An "information-disclosure-related litigation" example is the reduction in stock price due to a release of negative information; however, the company continues to exist without the benefit of bankruptcy or other major reorganization. Dr. Thakor may have some valid points related to this type of “information-disclosure-related” securities class action litigation. However, Dr. Thakor’s premises fall apart when considered in the context of illegal financial fraud which eliminates the value of an institutional investor’s holdings. Some recent examples include: Enron, Parmalat and, most recently, Refco, Inc.
Securities litigation in which the entire value of an investment is eliminated due to illegal financial fraud is more similar to a ponzi scheme. In a ponzi scheme, the first parties into the investment usually receive their investment back plus some outsized return on their investment (a purported “winning” transaction). The knowledge of the outsized returns causes other investors to purchase the investment. At the end of the run, the investors still holding the ponzi scheme investment will be damaged without the ability to recover unless litigation is pursued to recover assets from the perpetrators and those entities that assist the perpetrators. Such is also the case in which illegal financial fraud brings ruin to a company. Securities litigation is a method to recover assets when financial fraud causes an investment to be worthless.
The recovery of losses in a ponzi scheme is not attained by going back to the first investors that received outsized returns or “winning” transaction on their investment, but to attempt to recover assets from the perpetrators of the ponzi scheme and those entities that assisted the perpetrators. Such is the case in the securities litigation where the investment has become worthless. The appropriate place to recover such losses is from the perpetrators and other involved entities.
The mere netting of ponzi-type “winning” transactions with ponzi-type “losses” does not vindicate a perpetrator of a ponzi scheme, or illegal financial fraud, from being liable to the “losing” investors. Quite the contrary, it is appropriate to litigate to recover assets from the perpetrator and those entities that assisted the perpetrators. In securities litigation, it would be inappropriate to suggest that the “losing” shareholder should not litigate to recover losses from illegal financial fraud since they may have unwittingly obtained “winning” transactions from some other illegal financial fraud activities.

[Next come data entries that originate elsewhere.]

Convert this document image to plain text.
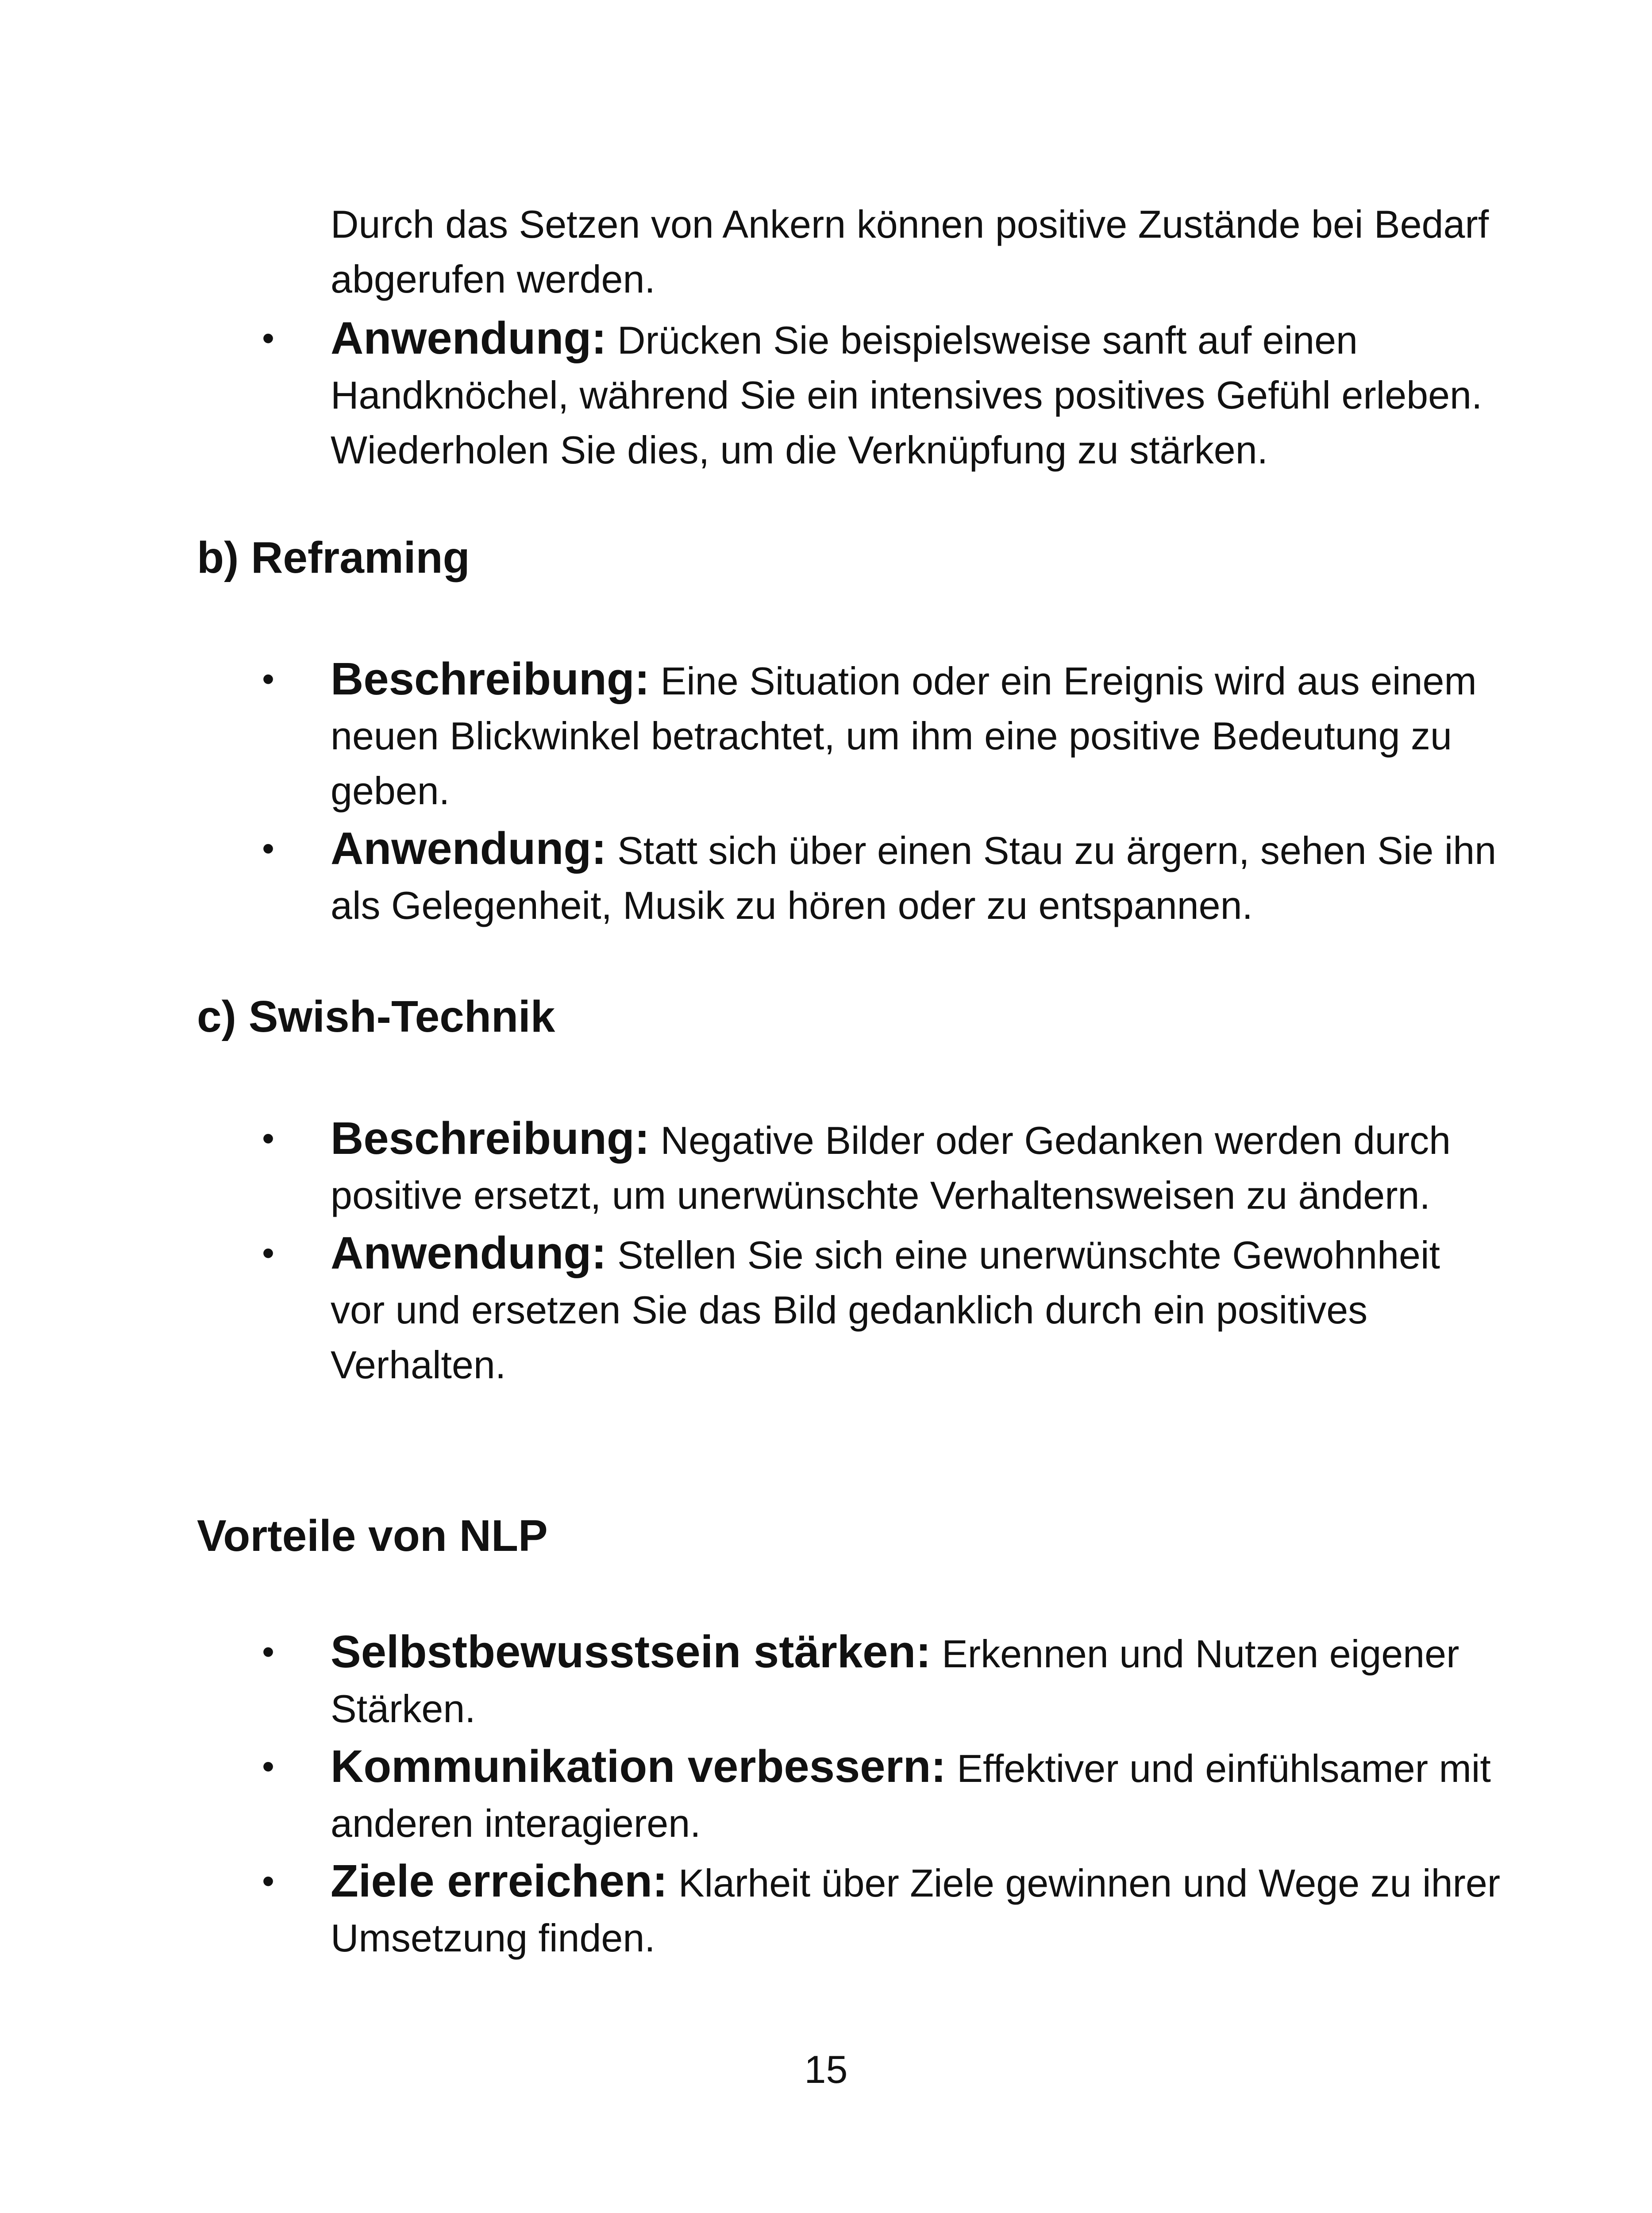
Durch das Setzen von Ankern können positive Zustände bei Bedarf abgerufen werden.

• Anwendung: Drücken Sie beispielsweise sanft auf einen Handknöchel, während Sie ein intensives positives Gefühl erleben. Wiederholen Sie dies, um die Verknüpfung zu stärken.
b) Reframing
• Beschreibung: Eine Situation oder ein Ereignis wird aus einem neuen Blickwinkel betrachtet, um ihm eine positive Bedeutung zu geben.
• Anwendung: Statt sich über einen Stau zu ärgern, sehen Sie ihn als Gelegenheit, Musik zu hören oder zu entspannen.
c) Swish-Technik
• Beschreibung: Negative Bilder oder Gedanken werden durch positive ersetzt, um unerwünschte Verhaltensweisen zu ändern.
• Anwendung: Stellen Sie sich eine unerwünschte Gewohnheit vor und ersetzen Sie das Bild gedanklich durch ein positives Verhalten.
Vorteile von NLP
• Selbstbewusstsein stärken: Erkennen und Nutzen eigener Stärken.
• Kommunikation verbessern: Effektiver und einfühlsamer mit anderen interagieren.
• Ziele erreichen: Klarheit über Ziele gewinnen und Wege zu ihrer Umsetzung finden.

15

Therefore, institutional investors that purchase equity which becomes worthless due to illegal financial fraud activities may wish to pursue recovery of losses through securities litigation.Systemic Fraud Perpetrated Over a Number of Years
A final category that needs to be considered is when systemic fraud is perpetrated over a number of years, particularly when a company is faced with negative information and continues to refute such information – only to finally admit the negative information is correct. Systemic fraud such as this may produce “winning” transactions similar to the analysis of Dr. Thakor. However, not dissuading such behavior by seeking to recover losses may serve to perpetuate systemic fraud. Therefore, cases involving systemic fraud should be based on the individual situation and the egregiousness of the systemic fraud.
Therefore, institutional investors that purchase equity in a company in which systemic fraud is present may unwittingly receive some “winning” transaction, but may wish to seek recovery of assets from the company and its officers and directors to further dissuade the systemic fraud.
While Dr. Thakor does have some valid points, the final conclusions are oversimplified and fail to capture the different kinds of securities litigation. When securities litigation is segregated into different categories, it is clear that there are specific instances in which institutional investors should pursue litigation to recover assets.